According to a recent WFAA TV news report (see link below), a strength surge caused by the malfunction of an Oncor strength line transformer in Dallas, Texas, led to thousands of dollars in damage to electrical appliances of local residents. While Oncor accepted blame for the incident, they did NOT accept liability, citing the Tariff for Electric Service approved by the Public Utility Commission of Texas. at the minimum one residents insurance claim was denied, leaving the homeowners to foot the bill for the costly substitute of all the electronic appliances…
So what are strength (voltage) surges? strength surges are a kind of electrical strength disturbance, characterized by spikes in voltage. These voltage spikes are usually very fleeting (they last only a small fraction of a second), and can vary in intensity from a few hundred volts to a few thousand volts. ALL homes experience strength surges of some sort — usually (thankfully) not of a strong enough extent to cause damage. However, incidents such as the one reported in Dallas DO happen, so its a good idea to take measures to protect against them.

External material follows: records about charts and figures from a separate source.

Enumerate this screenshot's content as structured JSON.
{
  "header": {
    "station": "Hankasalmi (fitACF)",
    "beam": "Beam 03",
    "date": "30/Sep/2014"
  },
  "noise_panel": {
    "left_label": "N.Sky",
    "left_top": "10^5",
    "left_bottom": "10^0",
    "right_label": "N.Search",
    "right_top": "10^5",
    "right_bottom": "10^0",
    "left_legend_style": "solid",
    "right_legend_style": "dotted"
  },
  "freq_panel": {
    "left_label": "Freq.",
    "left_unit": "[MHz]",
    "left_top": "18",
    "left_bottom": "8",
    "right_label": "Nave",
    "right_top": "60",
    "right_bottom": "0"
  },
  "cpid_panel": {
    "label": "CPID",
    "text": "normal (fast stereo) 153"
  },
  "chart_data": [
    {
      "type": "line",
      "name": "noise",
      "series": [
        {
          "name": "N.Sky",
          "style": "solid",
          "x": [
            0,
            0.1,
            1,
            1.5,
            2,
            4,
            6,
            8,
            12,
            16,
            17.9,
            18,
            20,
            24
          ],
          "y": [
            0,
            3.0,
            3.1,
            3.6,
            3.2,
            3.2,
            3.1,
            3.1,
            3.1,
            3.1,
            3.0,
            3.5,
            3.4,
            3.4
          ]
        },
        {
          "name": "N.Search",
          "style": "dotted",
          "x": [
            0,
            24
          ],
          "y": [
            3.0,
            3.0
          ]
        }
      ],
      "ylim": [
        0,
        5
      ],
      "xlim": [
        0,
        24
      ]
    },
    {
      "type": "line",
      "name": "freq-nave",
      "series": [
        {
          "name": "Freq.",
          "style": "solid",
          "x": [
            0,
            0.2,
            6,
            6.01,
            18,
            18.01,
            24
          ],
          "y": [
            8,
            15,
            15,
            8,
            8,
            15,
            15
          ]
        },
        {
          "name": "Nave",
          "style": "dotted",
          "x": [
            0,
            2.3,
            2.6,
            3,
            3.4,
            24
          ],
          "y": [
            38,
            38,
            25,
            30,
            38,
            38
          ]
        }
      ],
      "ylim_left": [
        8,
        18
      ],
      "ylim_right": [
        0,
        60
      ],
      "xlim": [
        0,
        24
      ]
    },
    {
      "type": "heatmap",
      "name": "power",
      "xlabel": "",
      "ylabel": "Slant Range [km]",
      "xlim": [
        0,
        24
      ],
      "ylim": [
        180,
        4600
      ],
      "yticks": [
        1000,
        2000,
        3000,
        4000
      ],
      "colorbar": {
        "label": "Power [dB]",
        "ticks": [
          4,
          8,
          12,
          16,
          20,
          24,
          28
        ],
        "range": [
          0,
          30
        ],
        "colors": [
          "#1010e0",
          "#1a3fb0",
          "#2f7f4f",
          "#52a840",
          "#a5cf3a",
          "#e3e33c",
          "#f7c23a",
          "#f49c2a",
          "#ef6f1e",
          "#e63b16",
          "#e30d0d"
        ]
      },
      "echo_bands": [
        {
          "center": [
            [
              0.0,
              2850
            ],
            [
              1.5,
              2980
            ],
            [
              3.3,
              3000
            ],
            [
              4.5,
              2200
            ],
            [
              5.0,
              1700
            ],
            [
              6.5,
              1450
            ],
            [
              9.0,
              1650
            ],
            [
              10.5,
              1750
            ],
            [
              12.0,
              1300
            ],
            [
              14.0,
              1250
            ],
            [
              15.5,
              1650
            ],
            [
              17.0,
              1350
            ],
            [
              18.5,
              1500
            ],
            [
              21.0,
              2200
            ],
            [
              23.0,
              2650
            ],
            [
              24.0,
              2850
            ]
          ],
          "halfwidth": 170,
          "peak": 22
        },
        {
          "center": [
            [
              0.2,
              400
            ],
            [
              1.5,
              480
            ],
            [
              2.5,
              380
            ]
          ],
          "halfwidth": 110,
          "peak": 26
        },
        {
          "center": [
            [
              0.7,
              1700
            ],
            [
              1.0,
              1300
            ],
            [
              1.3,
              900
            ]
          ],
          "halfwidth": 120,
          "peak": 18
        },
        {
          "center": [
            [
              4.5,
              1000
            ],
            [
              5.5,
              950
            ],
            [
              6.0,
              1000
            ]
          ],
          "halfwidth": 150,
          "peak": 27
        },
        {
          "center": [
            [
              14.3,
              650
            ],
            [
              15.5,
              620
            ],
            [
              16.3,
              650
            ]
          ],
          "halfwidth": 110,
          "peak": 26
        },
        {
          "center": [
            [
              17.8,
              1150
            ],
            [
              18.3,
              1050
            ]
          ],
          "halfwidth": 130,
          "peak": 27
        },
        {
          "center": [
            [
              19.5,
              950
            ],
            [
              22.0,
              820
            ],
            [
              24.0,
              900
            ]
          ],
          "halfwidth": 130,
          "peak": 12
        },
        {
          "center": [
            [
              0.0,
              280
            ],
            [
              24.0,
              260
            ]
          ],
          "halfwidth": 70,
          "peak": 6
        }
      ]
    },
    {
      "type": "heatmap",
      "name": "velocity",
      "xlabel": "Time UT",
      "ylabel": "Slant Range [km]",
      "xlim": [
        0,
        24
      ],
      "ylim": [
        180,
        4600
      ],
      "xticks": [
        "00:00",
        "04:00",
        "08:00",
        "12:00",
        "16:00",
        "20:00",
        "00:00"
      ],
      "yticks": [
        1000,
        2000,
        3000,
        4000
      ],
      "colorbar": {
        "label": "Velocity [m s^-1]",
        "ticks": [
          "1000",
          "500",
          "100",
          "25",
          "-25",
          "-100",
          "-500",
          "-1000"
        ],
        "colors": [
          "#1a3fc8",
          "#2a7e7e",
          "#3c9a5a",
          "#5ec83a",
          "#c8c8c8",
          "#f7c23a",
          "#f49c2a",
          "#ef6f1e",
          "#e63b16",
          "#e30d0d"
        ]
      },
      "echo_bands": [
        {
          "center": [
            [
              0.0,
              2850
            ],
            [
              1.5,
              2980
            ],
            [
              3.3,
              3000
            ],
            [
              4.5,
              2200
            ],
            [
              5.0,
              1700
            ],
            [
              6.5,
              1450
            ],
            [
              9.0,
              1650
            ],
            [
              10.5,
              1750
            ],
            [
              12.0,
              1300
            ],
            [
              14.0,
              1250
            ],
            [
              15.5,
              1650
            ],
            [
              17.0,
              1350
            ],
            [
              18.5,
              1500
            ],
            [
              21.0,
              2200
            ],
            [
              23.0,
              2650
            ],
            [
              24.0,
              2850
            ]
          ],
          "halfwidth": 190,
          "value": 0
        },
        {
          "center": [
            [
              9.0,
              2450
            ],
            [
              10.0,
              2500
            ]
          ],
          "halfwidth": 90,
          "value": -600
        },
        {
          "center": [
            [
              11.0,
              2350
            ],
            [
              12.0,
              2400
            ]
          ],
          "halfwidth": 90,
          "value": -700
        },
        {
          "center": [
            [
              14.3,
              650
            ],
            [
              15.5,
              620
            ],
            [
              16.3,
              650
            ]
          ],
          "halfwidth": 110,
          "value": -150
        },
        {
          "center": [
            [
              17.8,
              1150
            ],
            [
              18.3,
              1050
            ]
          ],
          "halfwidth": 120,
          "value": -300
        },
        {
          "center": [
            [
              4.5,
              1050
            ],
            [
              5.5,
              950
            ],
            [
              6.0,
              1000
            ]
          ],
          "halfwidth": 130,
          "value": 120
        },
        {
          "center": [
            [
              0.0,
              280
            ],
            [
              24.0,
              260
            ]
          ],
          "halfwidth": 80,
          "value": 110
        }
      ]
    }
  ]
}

So, how can damage from strength surges be avoided? As it turns out, rather simply. Think: Surge Suppressor (also known as Surge Protector). This is a small device designed to protect electrical appliances from voltage spikes. It does this by regulating the voltage supplied to the appliance by either blocking or shorting to ground voltages above a safe threshold. Surge suppressors come in all shapes and sizes (and, of course, price ranges…), so make sure to shop around to get just the right ones for your needs (and pocketbook).

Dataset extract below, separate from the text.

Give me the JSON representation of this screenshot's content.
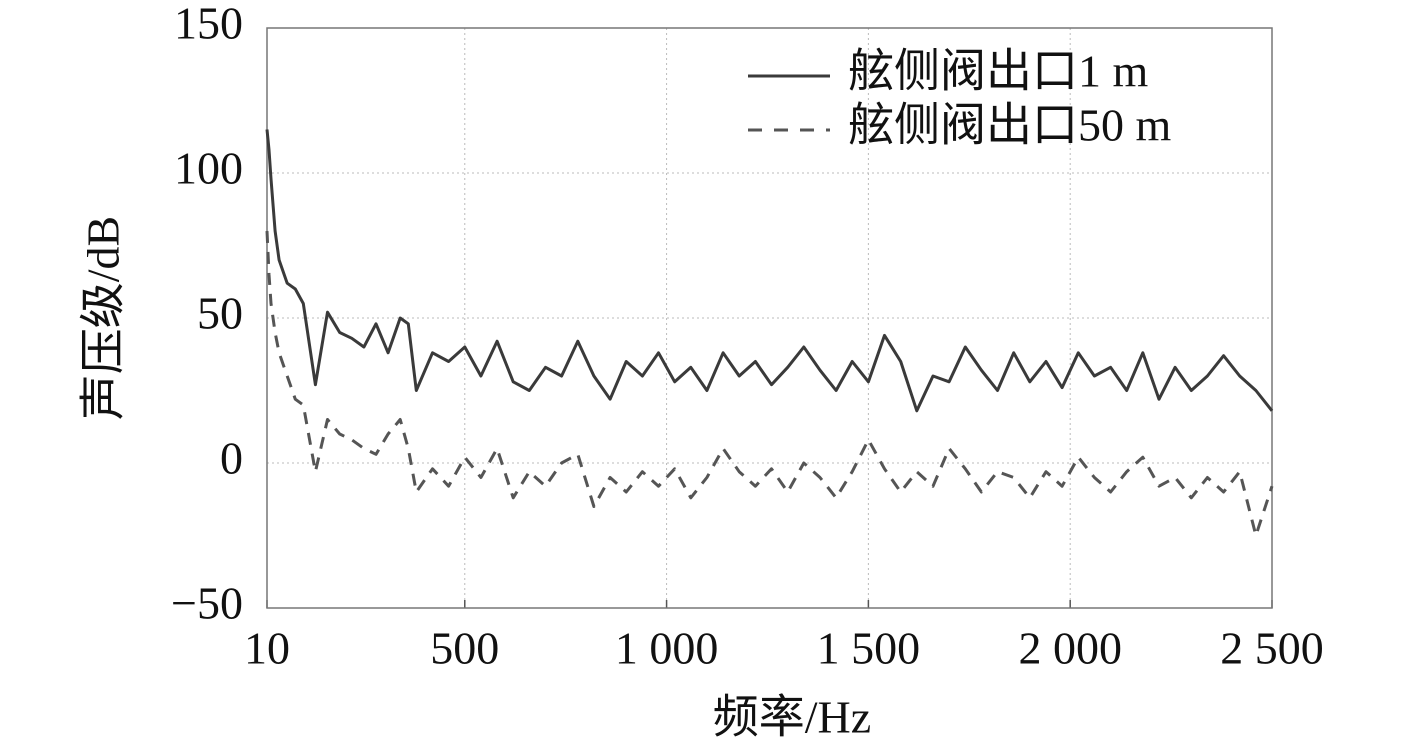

In many situations, a simple, single-outlet surge protector will suffice for individual small appliances, and will also be the most economic option. Alternatively, if you want to connect multiple small appliances, you can buy a multi-plug strength bar with built-in surge suppressor. If you go for the strength bar, make sure that its not just a plain strength bar and that it really does include a surge protector, as they do not by default, unless specifically indicated! Its not enough that it has a switch that allows you to turn the strength bar on and off: it should be clearly labeled on the bar that it includes a surge suppressor or surge protector.
For larger, more important (and costly) appliances (e.g. desktop computer), the additional expense of an Uninterruptible strength Supply (UPS) might be warranted. This is an electrical apparatus that provides emergency strength to a load when the input strength source — typically the utility mains — fails. What differentiates an Uninterruptible strength Source from other auxiliary strength systems is that it provides instantaneous protection from input strength interruptions by method of batteries (hence the popularity of such devices for desktop computers — not only does it protect the computer from strength surges, it also prevents what youre working on from being lost if the strength goes out).
Yes, you may have to fork out a little additional cash for these surge suppressors, in addition to the hard-earned money youve already spent on all your appliances, but knowing that incidents such as that reported in the story mentioned above really can and do occur, just think of it as a worthwhile investment in the future of those appliances…
WFAA TV news report: strength surge caused by malfunction of Oncor strength line transformer in Dallas.